FRENCH DRAINS & WATERPROOFING
French drains may be used adjacent to foundations or areas where water is migrating into the soils. They are also used on the backside of retaining walls to prevent hydrostatic pressure which could potentially cause failure. French drainage systems create an underground channel to funnel water away from structures and eliminate water intrusion and dampness when installed with the proper waterproofing. A French drain consists of installing a perforated drainpipe in a trench or at the base of a wall or foundation which is covered in gravel and wrapped in filter fabric in order to prevent loose soil from collecting in the drain. The perforated pipe is ultimately connected to a solid pipe to transfer the collected water to a safe outlet point. Waterproofing and drainage panels are installed on retaining & foundation walls prior to installation of the sub drain to prevent moisture penetration.
GRADING & SUBSURFACE DRAINAGE SYSTEMS
Poor surface drainage can lead to saturation of subsurface soils which may cause distress to structures as a result of soil expansion and/or settlement along with potentially causing surficial slope failures. All landscaped areas within 10 feet of the foundation should have a gradient of at least 5 percent away from the building, and the flatwork should have a gradient of at least 2 percent. Earthen berms or hardscape should be installed at tops of slopes to prevent water runoff onto the hillside. A subsurface drainage system with area and/or channel drains should be installed to collect and transfer the diverted surface water to a safe outlet point. Additionally, the drainage system can be used to collect water from gutters and down spouts.
FOUNDATION LIFTING
Foundation re-leveling is performed when a building has settled due to adverse
underlying soil and foundation conditions. Structural underpinning & foundation repairs are typically performed in conjunction with the building re-leveling to prevent any future movement. Pacific Western Engineering Contractors, Inc. has lifted hundreds of building units throughout Southern California and has a huge fleet of specially built hydraulic rams, pumps & components to lift many types of structures. The foundation re-leveling system provides for the precise re-leveling of structures with a controlled hydraulic lift to minimize damage during the jacking process. The system can correct as little as ¼-inch or more than 10-inches of floor deflection.

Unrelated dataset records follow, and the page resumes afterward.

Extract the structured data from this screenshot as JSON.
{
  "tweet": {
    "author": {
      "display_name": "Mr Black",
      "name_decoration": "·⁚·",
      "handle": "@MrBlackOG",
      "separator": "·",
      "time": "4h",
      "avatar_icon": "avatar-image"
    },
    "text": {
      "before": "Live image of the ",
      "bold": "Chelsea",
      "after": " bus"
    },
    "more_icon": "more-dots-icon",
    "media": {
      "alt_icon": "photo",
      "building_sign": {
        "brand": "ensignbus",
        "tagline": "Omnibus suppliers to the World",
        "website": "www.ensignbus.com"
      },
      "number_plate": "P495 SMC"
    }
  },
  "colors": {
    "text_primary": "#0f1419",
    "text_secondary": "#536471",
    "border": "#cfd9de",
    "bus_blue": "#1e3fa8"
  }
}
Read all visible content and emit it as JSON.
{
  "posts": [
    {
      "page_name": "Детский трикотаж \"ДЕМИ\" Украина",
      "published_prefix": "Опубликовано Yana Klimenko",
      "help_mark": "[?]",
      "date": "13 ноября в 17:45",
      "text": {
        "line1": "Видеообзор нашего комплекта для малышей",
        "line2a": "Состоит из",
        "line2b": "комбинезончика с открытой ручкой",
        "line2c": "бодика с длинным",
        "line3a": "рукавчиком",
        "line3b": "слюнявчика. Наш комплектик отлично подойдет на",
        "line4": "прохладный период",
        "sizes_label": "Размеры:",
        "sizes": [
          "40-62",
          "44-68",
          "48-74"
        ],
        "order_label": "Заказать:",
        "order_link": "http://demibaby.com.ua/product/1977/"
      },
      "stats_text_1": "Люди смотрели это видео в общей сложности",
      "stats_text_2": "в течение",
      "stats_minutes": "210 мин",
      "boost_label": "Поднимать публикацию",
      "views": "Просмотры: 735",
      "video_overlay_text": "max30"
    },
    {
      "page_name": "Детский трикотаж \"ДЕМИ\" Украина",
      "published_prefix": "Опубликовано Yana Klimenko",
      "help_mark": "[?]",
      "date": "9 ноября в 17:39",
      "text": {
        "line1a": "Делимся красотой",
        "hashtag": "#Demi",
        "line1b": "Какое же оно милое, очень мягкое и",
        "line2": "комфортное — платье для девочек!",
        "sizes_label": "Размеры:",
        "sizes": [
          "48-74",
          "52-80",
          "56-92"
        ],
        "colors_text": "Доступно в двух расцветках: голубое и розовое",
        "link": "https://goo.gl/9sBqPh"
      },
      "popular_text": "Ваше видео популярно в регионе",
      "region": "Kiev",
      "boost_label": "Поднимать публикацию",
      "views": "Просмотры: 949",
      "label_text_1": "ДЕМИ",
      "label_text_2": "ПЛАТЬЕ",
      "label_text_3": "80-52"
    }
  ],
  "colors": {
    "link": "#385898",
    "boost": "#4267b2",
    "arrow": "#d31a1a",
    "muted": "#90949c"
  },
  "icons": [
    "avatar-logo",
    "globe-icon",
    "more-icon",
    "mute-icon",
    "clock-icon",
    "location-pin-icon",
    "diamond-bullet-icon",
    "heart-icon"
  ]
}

The system consists of installing large steel jacking plates beneath the existing footing typically spaced at 6 to 8 feet-on-center at exterior and interior foundations that require lifting. Specially fabricated foundation brackets are then installed under the footing whereon hydraulic rams, which have independent controls, are attached to each bracket. A structural steel pipe is then mounted under each hydraulic ram and installed through the bracket assemblies and fitted into the prefabricated connection sleeve in the center of the jacking plate. Once all the foundation brackets, jacking platforms, lifting pipes and hydraulic rams are set and load tested they are hooked together with hydraulic hoses to a series of hydraulic pumps and actuated simultaneously to lift and level the foundation. While the controlled re-leveling is occurring continues floor level manometer readings are conducted to ensure the foundation is precisely brought back to the proper elevation. Once the re-leveling is complete the pipes are bolted to the foundation brackets, rams removed, and tops of the lifting pipes cut off. The designed underpinning system can then be installed to permanently stabilize the foundation in the re-leveled position, utilizing the jacks as temporary shoring and sacrificing them in place upon completion.